Re: [Mailman-Developers] Missing footers with latest CVS
"Dan" == Dan Mick <dmick@utopia.west.sun.com> writes:
Dan> Well, so, one of them has no charset expressed at all that I Dan> can see.
That means their charset is us-ascii. Is the list set to some other language? Could you please post the configuration of the list, and an example message without footer that was sent to the list?
Basically, we need to deal with the case where a list is configured for something like iso-8859-2, but a user sends a message in iso-8859-1, or utf-8, etc. In these cases, we can't just tack the footer on -- we'll get a garbage message! We have to avoid adding a footer if the charsets mismatch; no other way about it.
Why a garbage message? Why not just a (potentially) garbage footer?
Dan> Not really, if appropriate workaround is "ignore the incoming Dan> charset and add this footer unconditionally please".
But this is the worst thing you can do. What happens when I post a message in UTF-8 and then a Japanese ISO-2022-JP footer gets tacked on? Not good.
I'd be more concerned about what happened to the message, since it's apparently sent in a language that can't be understood by its audience.
There's something about the fullness of charset processing that I don't grok. I think it has to do with design. Are there design notes somewhere?

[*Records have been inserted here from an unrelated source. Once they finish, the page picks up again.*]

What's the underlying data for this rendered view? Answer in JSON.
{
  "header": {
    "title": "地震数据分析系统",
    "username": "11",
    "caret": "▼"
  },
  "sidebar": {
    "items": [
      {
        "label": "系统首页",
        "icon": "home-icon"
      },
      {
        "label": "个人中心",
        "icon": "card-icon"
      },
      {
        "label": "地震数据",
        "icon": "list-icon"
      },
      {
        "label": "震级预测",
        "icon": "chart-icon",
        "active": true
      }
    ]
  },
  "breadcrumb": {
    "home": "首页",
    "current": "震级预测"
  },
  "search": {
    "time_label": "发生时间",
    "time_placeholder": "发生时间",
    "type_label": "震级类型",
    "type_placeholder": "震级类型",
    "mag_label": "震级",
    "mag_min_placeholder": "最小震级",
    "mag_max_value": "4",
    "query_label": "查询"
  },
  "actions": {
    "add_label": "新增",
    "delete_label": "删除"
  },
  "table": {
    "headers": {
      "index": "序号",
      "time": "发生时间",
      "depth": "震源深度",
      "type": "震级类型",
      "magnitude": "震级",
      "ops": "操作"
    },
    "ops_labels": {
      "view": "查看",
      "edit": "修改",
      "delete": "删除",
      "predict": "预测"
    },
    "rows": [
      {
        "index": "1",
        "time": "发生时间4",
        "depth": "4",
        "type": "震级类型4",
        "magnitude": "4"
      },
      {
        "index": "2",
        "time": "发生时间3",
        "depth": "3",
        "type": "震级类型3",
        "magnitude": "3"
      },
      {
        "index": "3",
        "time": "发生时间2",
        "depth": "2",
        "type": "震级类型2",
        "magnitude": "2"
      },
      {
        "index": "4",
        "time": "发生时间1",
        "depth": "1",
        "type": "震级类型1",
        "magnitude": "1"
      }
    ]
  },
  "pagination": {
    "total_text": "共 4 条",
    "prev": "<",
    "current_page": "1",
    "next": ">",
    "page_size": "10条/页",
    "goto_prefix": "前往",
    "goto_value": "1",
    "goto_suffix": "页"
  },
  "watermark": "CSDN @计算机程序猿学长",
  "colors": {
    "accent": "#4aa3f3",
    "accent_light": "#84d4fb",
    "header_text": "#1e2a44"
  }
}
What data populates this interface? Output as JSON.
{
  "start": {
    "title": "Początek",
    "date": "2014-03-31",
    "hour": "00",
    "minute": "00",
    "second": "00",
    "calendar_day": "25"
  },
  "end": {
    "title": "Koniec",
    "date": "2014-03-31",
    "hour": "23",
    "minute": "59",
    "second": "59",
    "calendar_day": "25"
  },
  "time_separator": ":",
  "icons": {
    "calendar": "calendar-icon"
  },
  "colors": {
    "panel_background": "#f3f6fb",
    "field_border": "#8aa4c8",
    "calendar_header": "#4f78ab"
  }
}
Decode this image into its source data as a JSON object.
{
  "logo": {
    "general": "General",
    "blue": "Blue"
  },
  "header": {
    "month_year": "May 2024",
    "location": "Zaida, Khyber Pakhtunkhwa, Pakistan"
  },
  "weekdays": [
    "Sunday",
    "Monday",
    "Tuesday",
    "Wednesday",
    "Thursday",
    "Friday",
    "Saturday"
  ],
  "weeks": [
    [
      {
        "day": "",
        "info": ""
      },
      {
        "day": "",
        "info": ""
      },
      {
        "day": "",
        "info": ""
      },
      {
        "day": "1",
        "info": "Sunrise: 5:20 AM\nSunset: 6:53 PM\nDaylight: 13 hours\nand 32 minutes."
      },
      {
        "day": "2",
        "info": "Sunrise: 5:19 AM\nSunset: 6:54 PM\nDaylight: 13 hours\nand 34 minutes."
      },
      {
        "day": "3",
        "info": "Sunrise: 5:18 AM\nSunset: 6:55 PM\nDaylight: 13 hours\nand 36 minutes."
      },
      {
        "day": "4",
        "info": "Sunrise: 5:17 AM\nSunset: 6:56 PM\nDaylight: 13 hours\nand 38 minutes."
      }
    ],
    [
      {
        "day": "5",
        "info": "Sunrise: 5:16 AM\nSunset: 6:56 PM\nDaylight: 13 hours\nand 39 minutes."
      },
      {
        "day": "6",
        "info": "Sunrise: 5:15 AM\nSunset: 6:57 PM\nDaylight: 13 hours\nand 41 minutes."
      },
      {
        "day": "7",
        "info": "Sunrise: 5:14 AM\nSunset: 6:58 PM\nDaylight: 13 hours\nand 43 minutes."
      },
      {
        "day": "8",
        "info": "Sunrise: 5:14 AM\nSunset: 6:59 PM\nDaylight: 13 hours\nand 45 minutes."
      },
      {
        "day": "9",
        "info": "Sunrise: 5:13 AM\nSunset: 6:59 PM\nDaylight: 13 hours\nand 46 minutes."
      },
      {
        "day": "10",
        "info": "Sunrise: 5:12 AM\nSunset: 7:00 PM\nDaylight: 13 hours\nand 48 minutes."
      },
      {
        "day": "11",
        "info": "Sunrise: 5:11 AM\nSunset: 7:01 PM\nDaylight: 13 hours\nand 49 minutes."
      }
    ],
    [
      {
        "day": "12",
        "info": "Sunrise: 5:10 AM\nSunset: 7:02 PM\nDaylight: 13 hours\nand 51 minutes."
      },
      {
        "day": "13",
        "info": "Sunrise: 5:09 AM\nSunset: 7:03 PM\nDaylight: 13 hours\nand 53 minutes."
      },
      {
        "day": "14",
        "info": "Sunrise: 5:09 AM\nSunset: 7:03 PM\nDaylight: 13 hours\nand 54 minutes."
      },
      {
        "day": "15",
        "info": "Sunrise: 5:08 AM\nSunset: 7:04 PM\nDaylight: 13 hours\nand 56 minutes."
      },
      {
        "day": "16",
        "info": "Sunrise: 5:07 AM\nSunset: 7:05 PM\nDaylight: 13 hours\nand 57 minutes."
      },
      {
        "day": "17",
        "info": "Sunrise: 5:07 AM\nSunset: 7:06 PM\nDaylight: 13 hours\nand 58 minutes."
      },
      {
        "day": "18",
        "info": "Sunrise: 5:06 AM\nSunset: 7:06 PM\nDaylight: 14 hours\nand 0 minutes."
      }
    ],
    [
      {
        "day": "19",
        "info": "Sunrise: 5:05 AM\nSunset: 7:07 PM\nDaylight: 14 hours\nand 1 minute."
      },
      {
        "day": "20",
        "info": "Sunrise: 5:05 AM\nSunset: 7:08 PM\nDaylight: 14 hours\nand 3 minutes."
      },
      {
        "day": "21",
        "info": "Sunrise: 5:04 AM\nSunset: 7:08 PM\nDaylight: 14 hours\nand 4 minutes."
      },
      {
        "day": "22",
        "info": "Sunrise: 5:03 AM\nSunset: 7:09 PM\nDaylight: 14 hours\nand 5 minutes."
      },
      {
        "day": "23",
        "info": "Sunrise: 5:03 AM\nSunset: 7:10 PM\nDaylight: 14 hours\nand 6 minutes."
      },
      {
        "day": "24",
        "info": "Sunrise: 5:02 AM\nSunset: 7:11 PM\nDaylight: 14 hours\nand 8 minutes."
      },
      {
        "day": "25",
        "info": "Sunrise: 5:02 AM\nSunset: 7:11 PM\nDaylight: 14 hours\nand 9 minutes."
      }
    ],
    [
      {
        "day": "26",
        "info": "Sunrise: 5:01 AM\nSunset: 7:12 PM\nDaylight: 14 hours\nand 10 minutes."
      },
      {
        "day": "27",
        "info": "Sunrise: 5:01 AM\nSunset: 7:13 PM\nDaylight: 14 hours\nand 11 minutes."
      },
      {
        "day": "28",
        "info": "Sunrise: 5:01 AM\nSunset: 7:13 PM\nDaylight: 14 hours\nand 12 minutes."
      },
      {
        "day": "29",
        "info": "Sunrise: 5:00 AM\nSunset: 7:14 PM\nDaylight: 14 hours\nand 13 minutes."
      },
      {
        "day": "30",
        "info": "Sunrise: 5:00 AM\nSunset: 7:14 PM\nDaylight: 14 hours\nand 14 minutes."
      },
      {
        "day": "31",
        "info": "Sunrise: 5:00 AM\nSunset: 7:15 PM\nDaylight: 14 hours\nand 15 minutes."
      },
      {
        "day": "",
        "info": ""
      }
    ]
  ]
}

"Dan" == Dan Mick <dmick@utopia.west.sun.com> writes:
Ben> Basically, we need to deal with the case where a list is
Ben> configured for something like iso-8859-2, but a user sends a
Ben> message in iso-8859-1, or utf-8, etc. In these cases, we
Ben> can't just tack the footer on -- we'll get a garbage message!
Ben> We have to avoid adding a footer if the charsets mismatch; no
Ben> other way about it.
Dan> Why a garbage message? Why not just a (potentially) garbage
Dan> footer?
Here's an example.
My Japanese terminal accepts EUC-JP and ISO-2022-JP only. If I displayed a Japanese ISO-2022-JP message with an illegal ISO-8859-1 footer on it, not only would it be a garbage footer, but any further output to the terminal AFTER the footer would be complete garbage, because the illegal 8-bit characters would "shift" my terminal into a special Japanese-only mode.
Basically, illegal footers can be worse than just illegal -- they can render the reader's terminal completely useless, requiring a total restart. This is not acceptable.
Dan> I'd be more concerned about what happened to the message,
Dan> since it's apparently sent in a language that can't be
Dan> understood by its audience.
Why? You can set a list's default charset to Japanese, but often get messages in English, Chinese, or Korean. Adding a Japanese footer to these unconditionally without making the whole thing a MIME message with separate parts with their own charsets would break everyone's terminals.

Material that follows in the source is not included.